Light, circadian neuroscientist Steven W. Lockley has explained to me, is a fundamental component of our biology. We need the daily 24-hour light/dark cycle to stay properly synchronized with the world around us. Light, Lockley says, is the most important environmental time cue for resetting our circadian clocks each and every day. That’s why the workings of the eye’s nonvisual light-sensing system are so important.
Light travels to the brain’s 24-hour clock, housed in an area of the brain called the suprachiasmatic nucleus. The SCN is made up of about 50,000 cells, each of which is an individual oscillator, or clock. Together, these cells work to control our physiological and behavioral functions that affect, among many things, alertness, performance and reaction times, heart rate, temperature, glucose and insulin levels, and many genes. Lockley explains that the clock naturally runs at a period close to, but not exactly 24 hours (on average about 12 minutes longer, or 24.2 hours), and has to be reset to 24 hours each day by light.
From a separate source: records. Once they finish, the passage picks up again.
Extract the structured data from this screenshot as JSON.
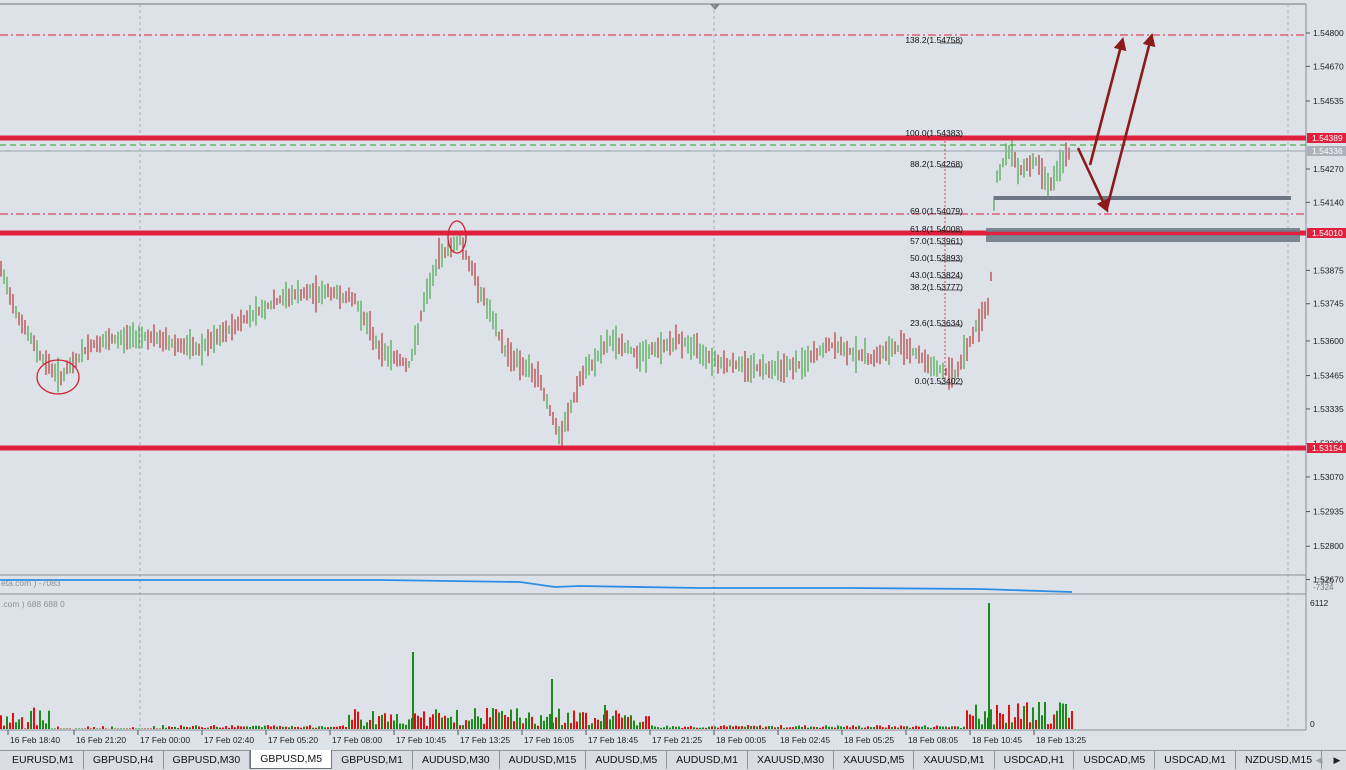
{
  "colors": {
    "background": "#dde2e9",
    "grid": "#a9b0b8",
    "support_resistance": "#e0203c",
    "fib": "#d0202f",
    "zone": "#6c7684",
    "arrow": "#8b1a1a",
    "indicator": "#2a8de8",
    "volume_up": "#1a8a1a",
    "volume_down": "#e01010",
    "price_bull": "#2a9a2a",
    "price_bear": "#b01818"
  },
  "price_axis": {
    "ticks": [
      "1.54800",
      "1.54670",
      "1.54535",
      "1.54270",
      "1.54140",
      "1.53875",
      "1.53745",
      "1.53600",
      "1.53465",
      "1.53335",
      "1.53200",
      "1.53070",
      "1.52935",
      "1.52800",
      "1.52670"
    ],
    "badges": [
      {
        "label": "1.54389",
        "color": "#e0203c"
      },
      {
        "label": "1.54336",
        "color": "#aab2bc"
      },
      {
        "label": "1.54010",
        "color": "#e0203c"
      },
      {
        "label": "1.53154",
        "color": "#e0203c"
      }
    ]
  },
  "time_axis": {
    "labels": [
      "16 Feb 18:40",
      "16 Feb 21:20",
      "17 Feb 00:00",
      "17 Feb 02:40",
      "17 Feb 05:20",
      "17 Feb 08:00",
      "17 Feb 10:45",
      "17 Feb 13:25",
      "17 Feb 16:05",
      "17 Feb 18:45",
      "17 Feb 21:25",
      "18 Feb 00:05",
      "18 Feb 02:45",
      "18 Feb 05:25",
      "18 Feb 08:05",
      "18 Feb 10:45",
      "18 Feb 13:25"
    ]
  },
  "fib_levels": [
    {
      "label": "138.2(1.54758)"
    },
    {
      "label": "100.0(1.54383)"
    },
    {
      "label": "88.2(1.54268)"
    },
    {
      "label": "69.0(1.54079)"
    },
    {
      "label": "61.8(1.54008)"
    },
    {
      "label": "57.0(1.53961)"
    },
    {
      "label": "50.0(1.53893)"
    },
    {
      "label": "43.0(1.53824)"
    },
    {
      "label": "38.2(1.53777)"
    },
    {
      "label": "23.6(1.53634)"
    },
    {
      "label": "0.0(1.53402)"
    }
  ],
  "indicator": {
    "label": "eta.com ) -7083",
    "axis_values": [
      "-7345",
      "-7324"
    ]
  },
  "volume": {
    "label": ".com ) 688 688 0",
    "axis_max": "6112",
    "axis_min": "0"
  },
  "tabs": [
    {
      "label": "EURUSD,M1"
    },
    {
      "label": "GBPUSD,H4"
    },
    {
      "label": "GBPUSD,M30"
    },
    {
      "label": "GBPUSD,M5",
      "active": true
    },
    {
      "label": "GBPUSD,M1"
    },
    {
      "label": "AUDUSD,M30"
    },
    {
      "label": "AUDUSD,M15"
    },
    {
      "label": "AUDUSD,M5"
    },
    {
      "label": "AUDUSD,M1"
    },
    {
      "label": "XAUUSD,M30"
    },
    {
      "label": "XAUUSD,M5"
    },
    {
      "label": "XAUUSD,M1"
    },
    {
      "label": "USDCAD,H1"
    },
    {
      "label": "USDCAD,M5"
    },
    {
      "label": "USDCAD,M1"
    },
    {
      "label": "NZDUSD,M15"
    }
  ],
  "tab_scroll": {
    "left_icon": "◀",
    "right_icon": "▶"
  }
}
In recent years, researchers have also discovered circadian clocks in the body’s tissues and major organ systems — the heart, the lungs, the liver, the stomach, the ovaries, the pancreas and many more, which, Lockley beautifully details, act as members of the body’s orchestra, keeping time in the peripheral tissue but under the guidance of the conductor in the SCN.
Essentially, the body is one big ticking clock: For the human machine to run as smoothly as possible, we need properly timed exposure to environmental light. In an ideal world, we would be on natural Earth time, resetting slightly differently each day and through the seasons, not on our constant clock time.